On December 6, a mob of 15–20 people, mostly non-students, broke into Bard's son's room and destroyed the entire contents of the room, reportedly hundreds of dollars worth of property. Bard's son confined himself to his dorm room and refused to leave, quickly running out of food. On December 8, 20–30 people again surrounded Bard's son's room with "baseball bats and other weapons." Bard's son called Bard and asked to be removed from campus. Bard immediately came to campus and met with campus police and the dean. According to Bard's testimony, he was not reassured of his son's safety.

Prior to the shooting, no campus-wide alerts indicating an imminent threat had been issued. Authorities later described the incident as isolated, emphasizing that there was no ongoing danger to the broader campus community following the suspect's arrest.

== Shooting ==

On the morning of December 9, Bard and his 18-year-old son approached the son's dorm room with campus police, only to be approached by a mob who used their phones to summon others.

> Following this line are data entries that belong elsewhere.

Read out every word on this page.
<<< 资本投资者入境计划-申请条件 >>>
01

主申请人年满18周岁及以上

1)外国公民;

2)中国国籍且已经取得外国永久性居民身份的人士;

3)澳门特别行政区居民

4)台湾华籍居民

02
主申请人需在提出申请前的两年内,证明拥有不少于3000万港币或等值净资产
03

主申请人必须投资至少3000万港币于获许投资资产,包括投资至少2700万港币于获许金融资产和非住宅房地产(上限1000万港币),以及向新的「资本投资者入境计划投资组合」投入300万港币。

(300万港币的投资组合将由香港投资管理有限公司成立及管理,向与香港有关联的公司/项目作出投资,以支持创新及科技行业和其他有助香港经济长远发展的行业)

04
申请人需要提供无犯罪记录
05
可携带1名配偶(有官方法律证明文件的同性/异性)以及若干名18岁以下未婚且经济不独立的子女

Bard, his son, and the officer quickly left the building but were soon surrounded and attacked. Bard opened fire with a handgun during a dispute near the Whitney M. Young Jr. Hall residence hall. According to both Bard and a local prosecutor, a group of 20–30 individuals were in the process of attacking Bard's son, which caused him to respond in fear of his and his son's life. Campus police and local law enforcement responded to reports of gunfire and quickly secured the area.

University officials issued an emergency alert advising students and staff to shelter in place while law enforcement conducted a sweep of the residence hall. The lockdown was lifted later the same day after authorities confirmed that the situation was contained.

The attack was the second shooting in four months near the student residence.

After the shooting, Kentucky State University canceled classes and campus activities and offered counseling and support services to students and staff. University officials stated that additional security measures were implemented in the days following the incident. State and local officials also issued statements expressing condolences to the victims and their families.

== Victims ==
Two students were killed in the shooting. 5 other students were transported to a nearby hospital with life-threatening injuries and later reported to be in stable condition.

==Grand jury finding==
Bard was booked into jail on murder and first-degree assault charges. He was represented by a public defender. His bond was set at $1 million.

On December 23, a jury declined to indict Bard. Prosecutors announced they will not pursue further charges against Bard but may charge others involved in the incident.

===Responses===

The university announced in a statement: "The University is aware of today's grand jury decision. This development does not lessen the pain our community continues to feel, nor does it change our priorities. Our commitment remains centered on supporting our students and ensuring Kentucky State University is a safe place to learn, live, and work." President Koffi C. Akakpo stated, "We remain centered on our students' safety and well-being."

According to Bard's attorney, De'Jon Fox's mother has posted to social media asking the Vice Lords to murder Bard and his sons, who are currently in hiding as of December 24, 2025. On December 25, Fox's parents were arrested and charged with felony intimidation.

== Investigation ==

In January 2026, a Lexington Herald Leader investigation revealed that the shooting had not been entered into KSU's crime log as required by state law. KSU declined to comment on whether they were investigating the student attack or shooting. KSU described the shooting as "just an isolated incident" and said it would review security procedures.